Where were we? England was south of the equator, at about 23.5 degrees S, tropic of Capricorn (roughly where the Kalahari desert is now). These deposits represent millions of years of erosion of the Caledonian mountains which were forming at the end of the Silurian period.

Animals and plants at the time: The vertebrates were developing, gradually emerging on to land, and flourishing in seas and rivers. Vascular plants had also evolved and the first arthropods crawled, breathed air and began to fly. Animal and plant preservation was poor in this continental environment so there are no fossils to be seen in the rock.

Stratigraphy: Devonian Brownstones Formation, Lower Old Red Sandstone.

(3) Carboniferous limestone
Tropical limestone
from Wickwar, Gloucestershire, donated by Cemex UK.
This is a sedimentary rock which formed in warm, shallow carbonate seas between 334 to 341 million years ago. The shells and skeletons of sea creatures have accumulated and been cemented by calcium carbonate precipitated from sea water. There is a band of Lithostrotion rugose coral near the top of the block.

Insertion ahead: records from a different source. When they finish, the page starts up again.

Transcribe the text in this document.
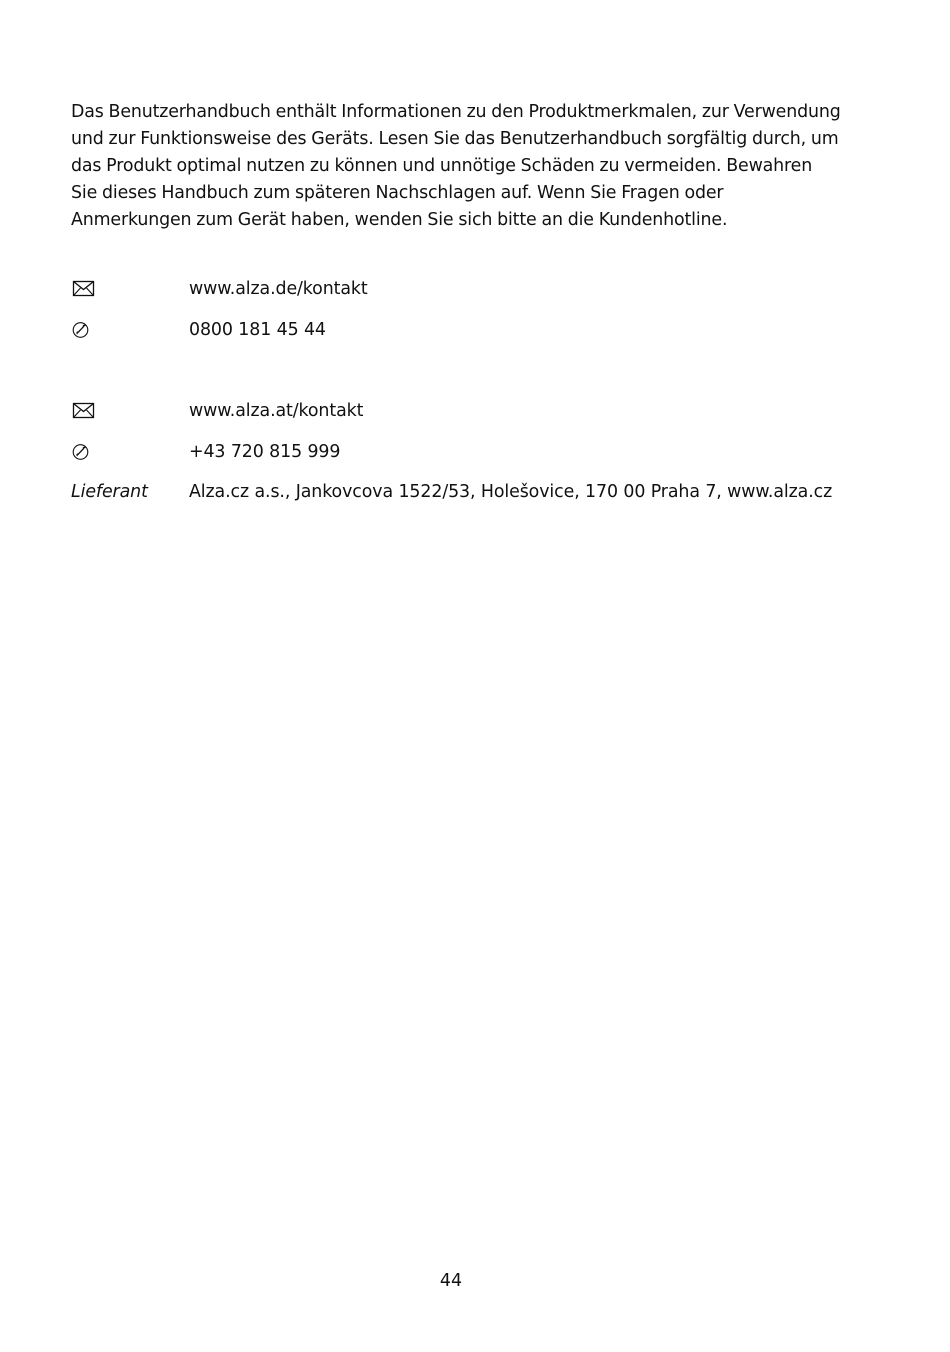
Das Benutzerhandbuch enthält Informationen zu den Produktmerkmalen, zur Verwendung und zur Funktionsweise des Geräts. Lesen Sie das Benutzerhandbuch sorgfältig durch, um das Produkt optimal nutzen zu können und unnötige Schäden zu vermeiden. Bewahren Sie dieses Handbuch zum späteren Nachschlagen auf. Wenn Sie Fragen oder Anmerkungen zum Gerät haben, wenden Sie sich bitte an die Kundenhotline.

www.alza.de/kontakt
0800 181 45 44
www.alza.at/kontakt
+43 720 815 999
Lieferant	Alza.cz a.s., Jankovcova 1522/53, Holešovice, 170 00 Praha 7, www.alza.cz
44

Where were we? England was just south of the equator, at about 3 degrees S, (roughly where Padang, Sumatra is today).

Animals and plants at the time: In the seas there were lobe-finned fish, closely related to the first tetrapods and amphibians that invaded dry land. Sharks were common. As in preceding periods, small invertebrates like corals, crinoids and arthropods were plentiful.
(There are details of life in the Upper Carboniferous in fossils on the Sedimentary climbing block)

Stratigraphy: Lower Carboniferous - Clifton Down Limestone Formation

(4) New Red Sandstone
Red sandstone
from Williton, Somerset donated by Capton Sandstone Quarry.
This is a sedimentary rock formed between 242 to 248 million years ago in the Triassic Period. Rivers deposited this sand in channels during violent monsoon rains. The climate was hot and mostly dry.

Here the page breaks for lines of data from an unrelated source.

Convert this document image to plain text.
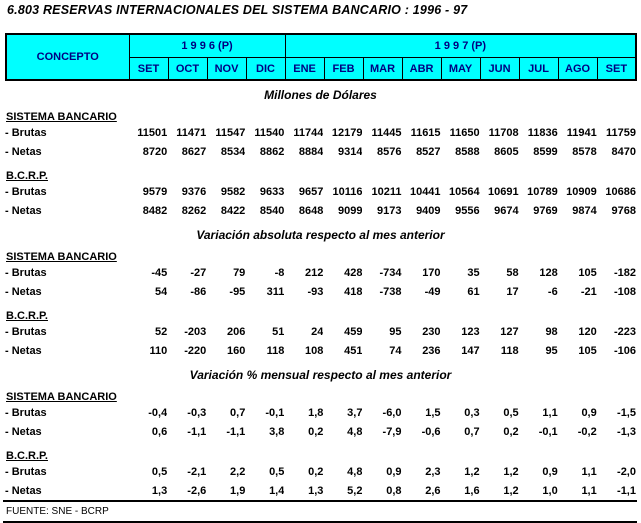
6.803 RESERVAS INTERNACIONALES DEL SISTEMA BANCARIO : 1996 - 97
CONCEPTO	1 9 9 6 (P)				1 9 9 7 (P)								
	SET	OCT	NOV	DIC	ENE	FEB	MAR	ABR	MAY	JUN	JUL	AGO	SET
Millones de Dólares													
SISTEMA BANCARIO													
- Brutas	11501	11471	11547	11540	11744	12179	11445	11615	11650	11708	11836	11941	11759
- Netas	8720	8627	8534	8862	8884	9314	8576	8527	8588	8605	8599	8578	8470
B.C.R.P.													
- Brutas	9579	9376	9582	9633	9657	10116	10211	10441	10564	10691	10789	10909	10686
- Netas	8482	8262	8422	8540	8648	9099	9173	9409	9556	9674	9769	9874	9768
Variación absoluta respecto al mes anterior													
SISTEMA BANCARIO													
- Brutas	-45	-27	79	-8	212	428	-734	170	35	58	128	105	-182
- Netas	54	-86	-95	311	-93	418	-738	-49	61	17	-6	-21	-108
B.C.R.P.													
- Brutas	52	-203	206	51	24	459	95	230	123	127	98	120	-223
- Netas	110	-220	160	118	108	451	74	236	147	118	95	105	-106
Variación % mensual respecto al mes anterior													
SISTEMA BANCARIO													
- Brutas	-0,4	-0,3	0,7	-0,1	1,8	3,7	-6,0	1,5	0,3	0,5	1,1	0,9	-1,5
- Netas	0,6	-1,1	-1,1	3,8	0,2	4,8	-7,9	-0,6	0,7	0,2	-0,1	-0,2	-1,3
B.C.R.P.													
- Brutas	0,5	-2,1	2,2	0,5	0,2	4,8	0,9	2,3	1,2	1,2	0,9	1,1	-2,0
- Netas	1,3	-2,6	1,9	1,4	1,3	5,2	0,8	2,6	1,6	1,2	1,0	1,1	-1,1
FUENTE: SNE - BCRP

Where were we? England had now moved north of the equator, to about 23.5 degrees N, tropic of Cancer (roughly where the Sahara desert is now). All the Earth’s continents were joined together in Pangaea. There were no polar ice caps. These deposits represent millions of years of erosion of the Variscan mountains which were forming at the end of the Carboniferous and during the Permian periods.

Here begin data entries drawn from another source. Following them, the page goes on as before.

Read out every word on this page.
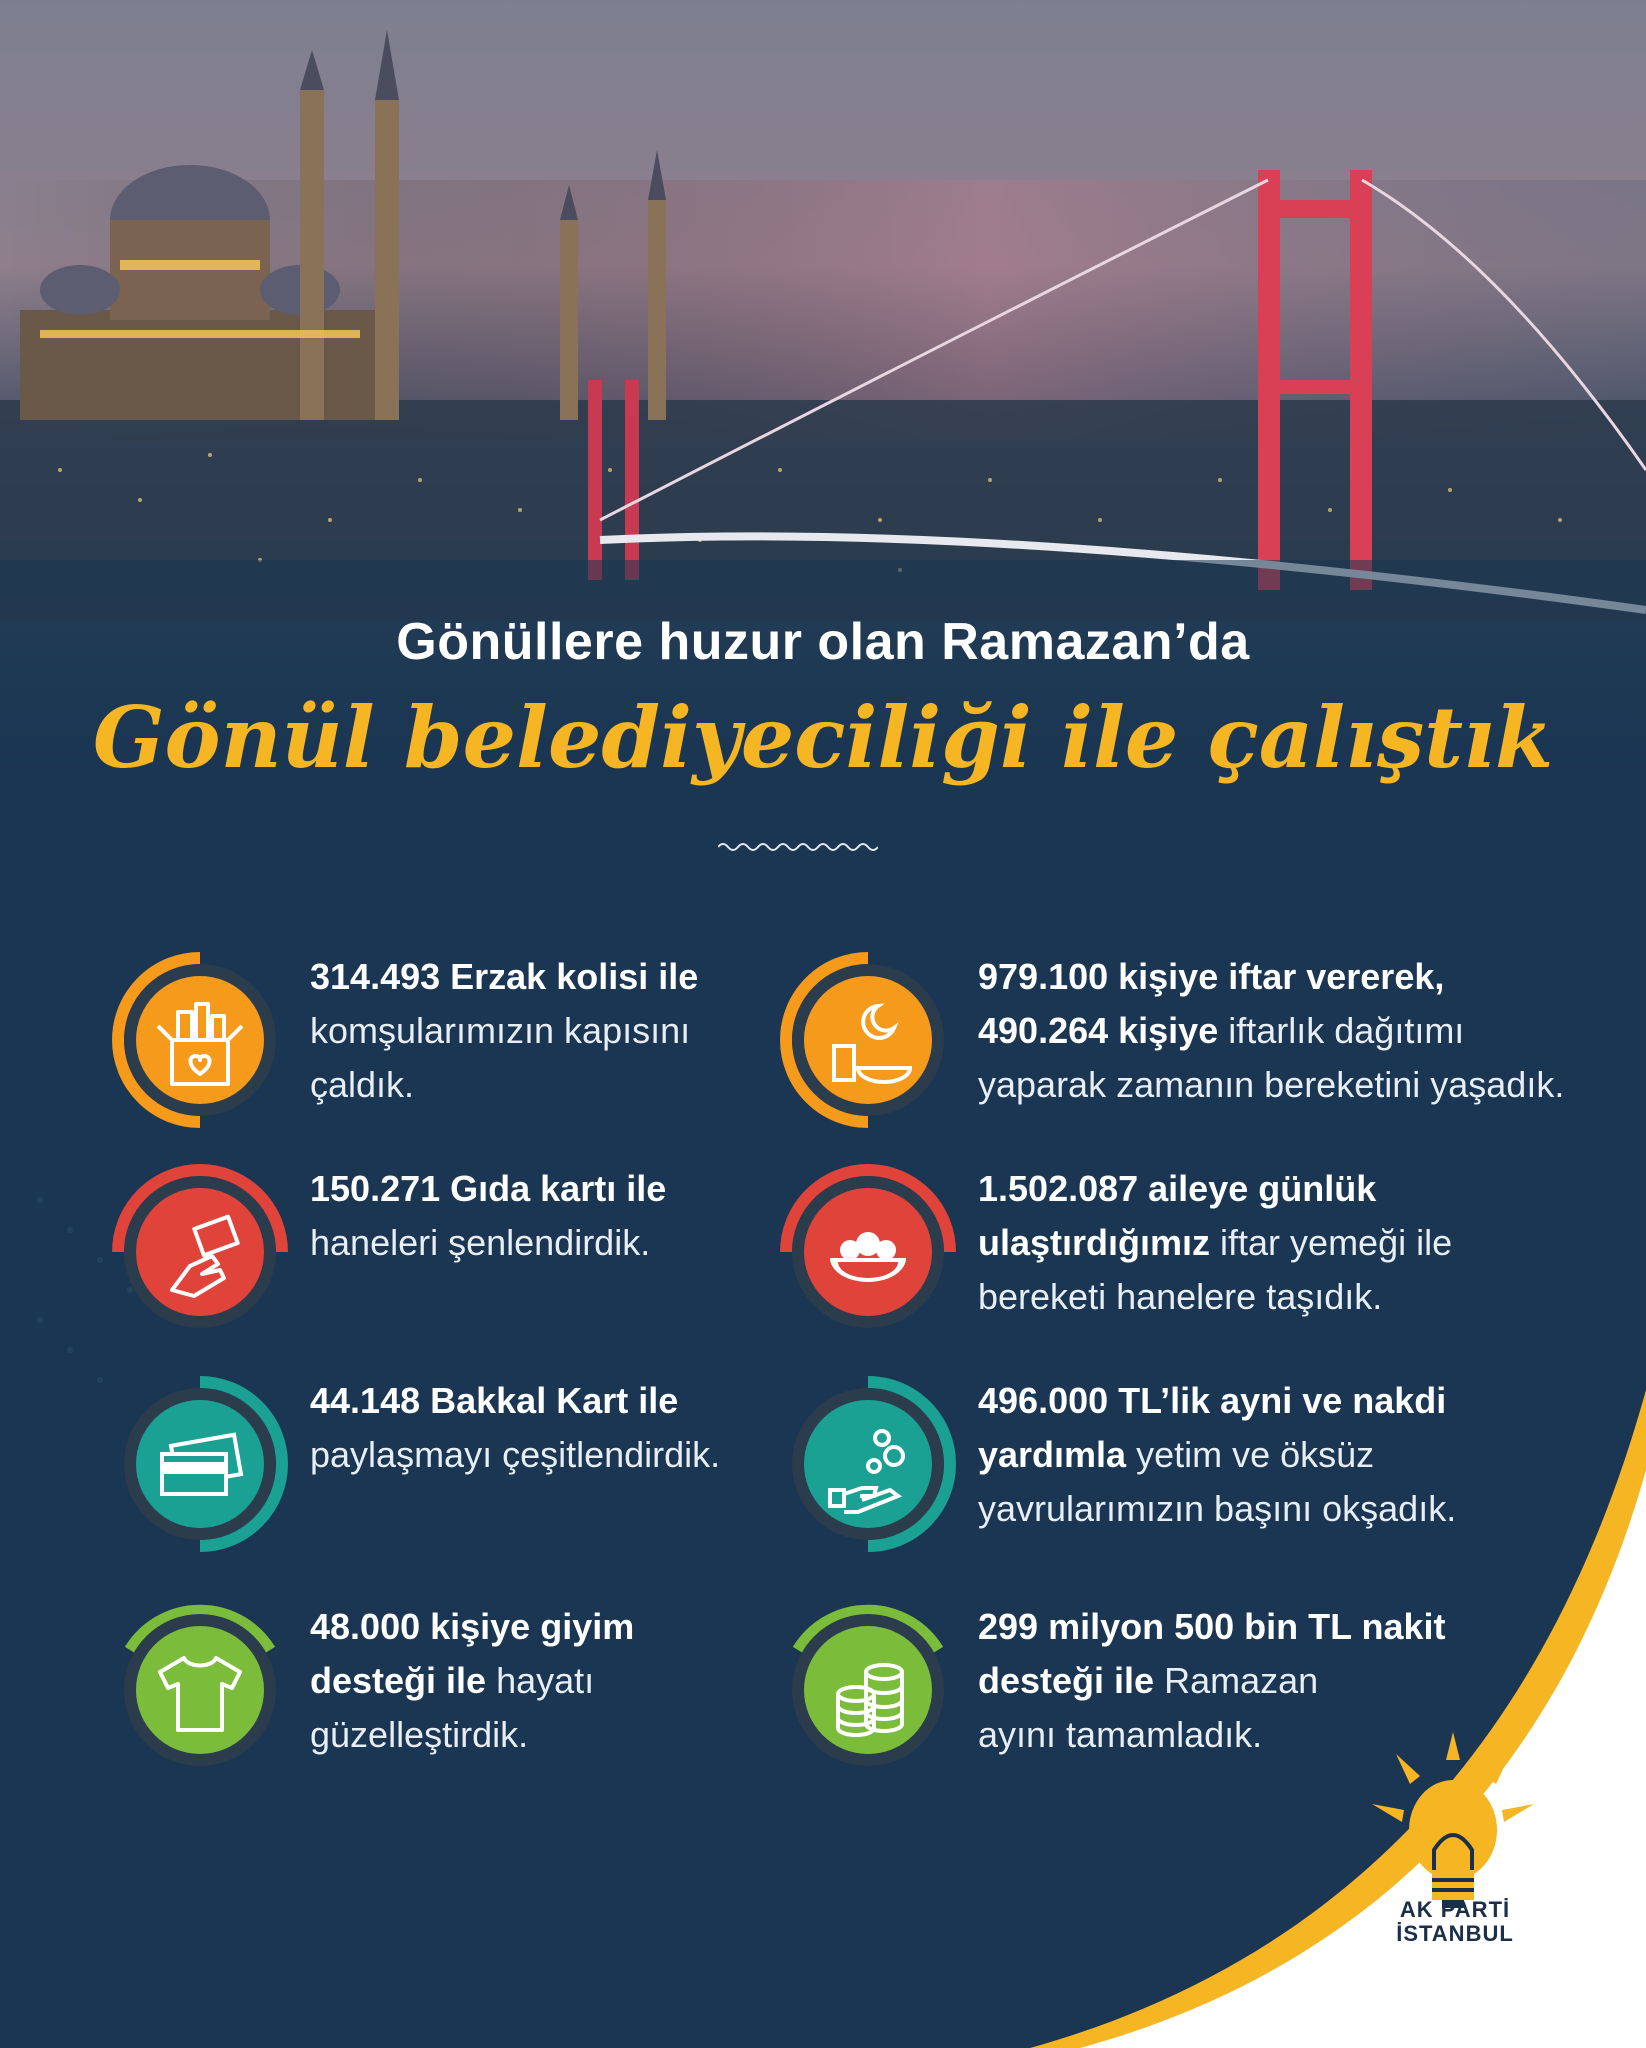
Gönüllere huzur olan Ramazan’da
Gönül belediyeciliği ile çalıştık
314.493 Erzak kolisi ile
komşularımızın kapısını
çaldık.
979.100 kişiye iftar vererek,
490.264 kişiye iftarlık dağıtımı
yaparak zamanın bereketini yaşadık.
150.271 Gıda kartı ile
haneleri şenlendirdik.
1.502.087 aileye günlük
ulaştırdığımız iftar yemeği ile
bereketi hanelere taşıdık.
44.148 Bakkal Kart ile
paylaşmayı çeşitlendirdik.
496.000 TL’lik ayni ve nakdi
yardımla yetim ve öksüz
yavrularımızın başını okşadık.
48.000 kişiye giyim
desteği ile hayatı
güzelleştirdik.
299 milyon 500 bin TL nakit
desteği ile Ramazan
ayını tamamladık.
AK PARTİ
İSTANBUL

Animals and plants at the time: The Triassic is the first period after the mass extinction (c. 250 million years ago) when 95% species died. Mammal-like reptiles and the first dinosaurs evolved plus prehistoric crocodiles. The first mammals evolved in late Triassic times. The early marine reptiles, prehistoric fish and corals and cephalopods soon restocked the oceans. Pterosaurs joined the insects in the sky in the late Triassic. There was an explosion of plants on land, including cycads, ferns and gingko-like trees. There was not enough vegetation yet to support the huge herbivorous dinosaurs.

Stratigraphy: Triassic sandstone from the Budleigh Salterton Pebble Beds Formation.